El propio Bassan confeccionó el catálogo. Los catálogos de una exposición son más importantes que las obras, decía. «Los pintores, hoy día, no creamos cuadros sino catálogos», solía comentar. Cuando recibió la primera muestra de la imprenta, a fines de mayo, le envió uno a Clara por correo. Era precioso: un tarjetón blanco satinado con la foto del rostro pintado de Clara en la portada. Al abrirlo, en letras doradas: «El pintor Alex Bassan y la galería GS tienen el placer de...». Bassan lo definió exquisitamente con una de sus frases impulsivas: «Parece la invitación a la primera comunión de un elfo». La inauguración fue el 1 de junio de 2006, jueves, en GS de Madrid, a las ocho de la tarde, un evento como cualquier otro. Gertrude pagó a medias las bebidas. La gente se emborrachaba en el vestíbulo y luego bajaba al sótano a mirar a Clara, que estaba colocada en el centro de la minúscula habitación.
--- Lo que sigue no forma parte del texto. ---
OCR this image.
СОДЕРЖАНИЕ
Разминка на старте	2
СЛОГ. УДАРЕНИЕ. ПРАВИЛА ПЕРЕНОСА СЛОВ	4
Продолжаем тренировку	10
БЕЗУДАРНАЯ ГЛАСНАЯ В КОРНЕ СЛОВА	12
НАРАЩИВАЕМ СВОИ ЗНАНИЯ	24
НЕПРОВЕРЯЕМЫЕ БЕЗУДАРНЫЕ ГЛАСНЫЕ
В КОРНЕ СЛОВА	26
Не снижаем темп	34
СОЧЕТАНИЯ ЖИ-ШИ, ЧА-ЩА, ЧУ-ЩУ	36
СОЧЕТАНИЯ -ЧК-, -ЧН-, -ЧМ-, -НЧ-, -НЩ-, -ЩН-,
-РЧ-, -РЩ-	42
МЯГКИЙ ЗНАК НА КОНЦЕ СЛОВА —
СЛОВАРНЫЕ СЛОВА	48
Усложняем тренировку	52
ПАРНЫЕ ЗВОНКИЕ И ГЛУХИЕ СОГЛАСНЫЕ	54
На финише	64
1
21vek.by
Frente a ella se erguía el espejo sin marco ni base, en perfecta vertical, como por arte de magia. A su espalda, en la pared blanca, una cartulina: «Alex Bassan.
Muchacha ante el espejo.
Óleo sobre muchacha de veinticuatro años con espejo de cuerpo entero y luces. 195 x 35 X 88 cm». Bajo la cartulina, una repisa con catálogos. No había podios ni cordones de seguridad de ningún tipo: estaba de pie en el suelo limpio y blanco, tan reluciente como el propio espejo o como ella misma. La habitación era muy pequeña y, cuando se llenó, Clara temió que alguien le pisara un pie. Un extintor de color blanco colgaba de la pared en una esquina. «Al menos no arderé si hay un incendio», pensó.

Escuchó los elogios de los expertos. También alguna crítica. No se dirigían a ella, por supuesto, sino a la obra. Sin embargo, la miraban a ella: sus muslos, sus nalgas, sus senos, su rostro inmóvil. Y miraban el espejo. Hubo una excepción. En un momento dado distinguió de refilón una silueta acercándose a su oído izquierdo y oyó una obscenidad. Estaba acostumbrada y ni siquiera pestañeó. Era frecuente que en una exposición de arte hiperdramático se colara algún anormal a quien no le interesaba la obra sino la mujer desnuda. A juzgar por el olor de su aliento, aquel tipo estaba ebrio. Pasó cierto tiempo y el borracho siguió a su lado, mirándola. A Clara le preocupó que intentara tocarla, ya que no había vigilantes por ninguna parte. Pero el hombre se alejó poco después. Si hubiese intentado algo, ella habría tenido que abandonar la Quietud para hacerle una advertencia verbal. Si, a pesar de ello, el tipo hubiese insistido, a ella no le habría importado asestarle un rodillazo en los testículos. No sería la primera vez que dejaba de ser obra para defenderse de un espectador inquieto. El arte HD desataba pasiones inconfesables y los cuadros femeninos sin vigilancia aprendían pronto la lección.

Muchacha ante el espejo
podía ser colocado con facilidad en cualquier salón espacioso. El porcentaje que recibiría ella sobre la venta y el alquiler, unido al dinero que había percibido por el trabajo con el pintor, le hubiera asegurado el resto del verano.

Pero no la compraban.

—Clara.

Tomó aire al oír la voz de Gertrude desde la escalera.

—Clara, ya es la una y media. Voy a cerrar.

Costaba cierto esfuerzo salir de la Quietud hacia el mundo de los objetos vivos. Movió la mandíbula, tragó saliva, parpadeó (en las retinas guardaba dos camafeos de su rostro labrados a fuerza de luz y tiempo), estiró los brazos y sacudió los pies contra el suelo. Una pierna se le había dormido. Se dio masajes en el cuello. El óleo tensaba su piel.

—Y dos señores quieren hablarte —añadió Gertrude—. Están en mi despacho.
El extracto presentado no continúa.